Les chrétiens ne croient pas que la Bible ait été écrite par Dieu ou sous la dictée de Dieu. Elle est constituée de textes littéraires multiples. C'est à travers ces paroles humaines et historiques que Dieu nous parle. Il convient donc d'interpréter les textes. Pour cela, il faut une communauté qui suscite à la fois la pluralité des sens et la communion des esprits autour des significations comprises en commun.

Cette exigence de l'interprétation exclut de cette religion tout fondamentalisme : la littéralité du texte n'est pas sacrée. Ce n'est pas la lettre qui compte, disait Paul, mais l'esprit. Or, quelle est la caractéristique de cet esprit qui interprète, traduit, comprend les textes ? Il est libre ! Car c'est à travers son temps, son histoire, ses coutumes, que l'esprit humain interprète le texte. Mais s'il l'interprète en lien avec d'autres dans une communauté, il échappe au subjectivisme et à l'arbitraire, il échappe aussi à la tentation du fondamentalisme, qui voudrait (c'est humain) diviniser la lettre du texte. La culture de l'europe est fondée sur une liberté dans la communauté.
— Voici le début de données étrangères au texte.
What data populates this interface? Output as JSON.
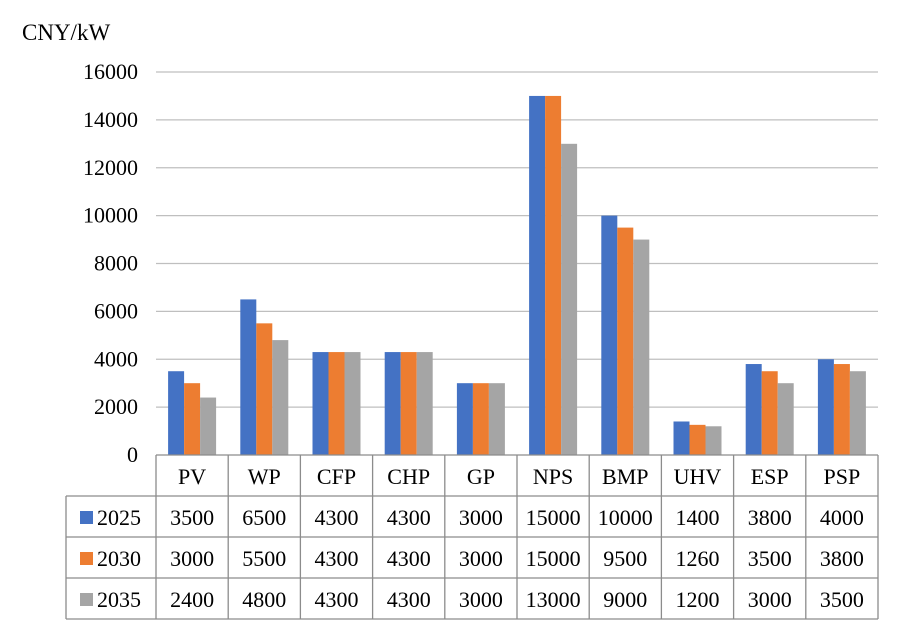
{
  "chart_data": {
    "type": "bar",
    "ylabel": "CNY/kW",
    "ylim": [
      0,
      16000
    ],
    "yticks": [
      0,
      2000,
      4000,
      6000,
      8000,
      10000,
      12000,
      14000,
      16000
    ],
    "grid": true,
    "legend": "data-table-left",
    "categories": [
      "PV",
      "WP",
      "CFP",
      "CHP",
      "GP",
      "NPS",
      "BMP",
      "UHV",
      "ESP",
      "PSP"
    ],
    "series": [
      {
        "name": "2025",
        "color": "#4472C4",
        "values": [
          3500,
          6500,
          4300,
          4300,
          3000,
          15000,
          10000,
          1400,
          3800,
          4000
        ]
      },
      {
        "name": "2030",
        "color": "#ED7D31",
        "values": [
          3000,
          5500,
          4300,
          4300,
          3000,
          15000,
          9500,
          1260,
          3500,
          3800
        ]
      },
      {
        "name": "2035",
        "color": "#A5A5A5",
        "values": [
          2400,
          4800,
          4300,
          4300,
          3000,
          13000,
          9000,
          1200,
          3000,
          3500
        ]
      }
    ]
  }
}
Ainsi nos cisterciens étaient-ils là pour chercher Dieu ensemble et pour le prier ensemble. Mais aussi, ils travaillaient : Ora et Labora. En travaillant de leurs mains (Benoît XVI rappelle que déjà Paul était fabricant de tentes), ils participaient à l'euvre divine qui est création incessante. Car Dieu est toujours à l'euvre dans l'histoire : Dieu travaille ! Et l'homme, loin de vouloir créer ou recréer le monde à sa façon, travaille avec Dieu. La culture européenne est fondée sur le travail comme participation à la transformation incessante du monde.

Enfin, la quête de Dieu est rendue possible parce que la parole a été annoncée, mais surtout parce que Dieu s'est révélé. Et cette révélation doit se divulguer, parce qu'elle concerne tous les hommes : Dieu est universel comme la raison est universelle. Cependant l'annonce de la parole ne sera entendue que par les esprits disponibles pour l'écouter : ceux qui cherchent la vérité au-delà de l'éphémère quotidien. Celui qui parie résolument sur le hasard ou sur le chaos ne se laissera pas trouver par Dieu. La quête elle-même exige une certaine humilité de l'esprit, qui répond à l'humilité de Dieu révélée par la création (Dieu n'est pas seul à se contempler et à s'aimer lui-même).

La religion qui façonne ce continent n'est donc pas seulement affaire de foi aveugle ou illuminée, mais affaire de raison. Ainsi a grandi l'europe, puis l'Occident : la raison et la liberté, qui vont de conserve, ressortissent à cette source religieuse. Nous sommes les petits-fils de ces moines cisterciens.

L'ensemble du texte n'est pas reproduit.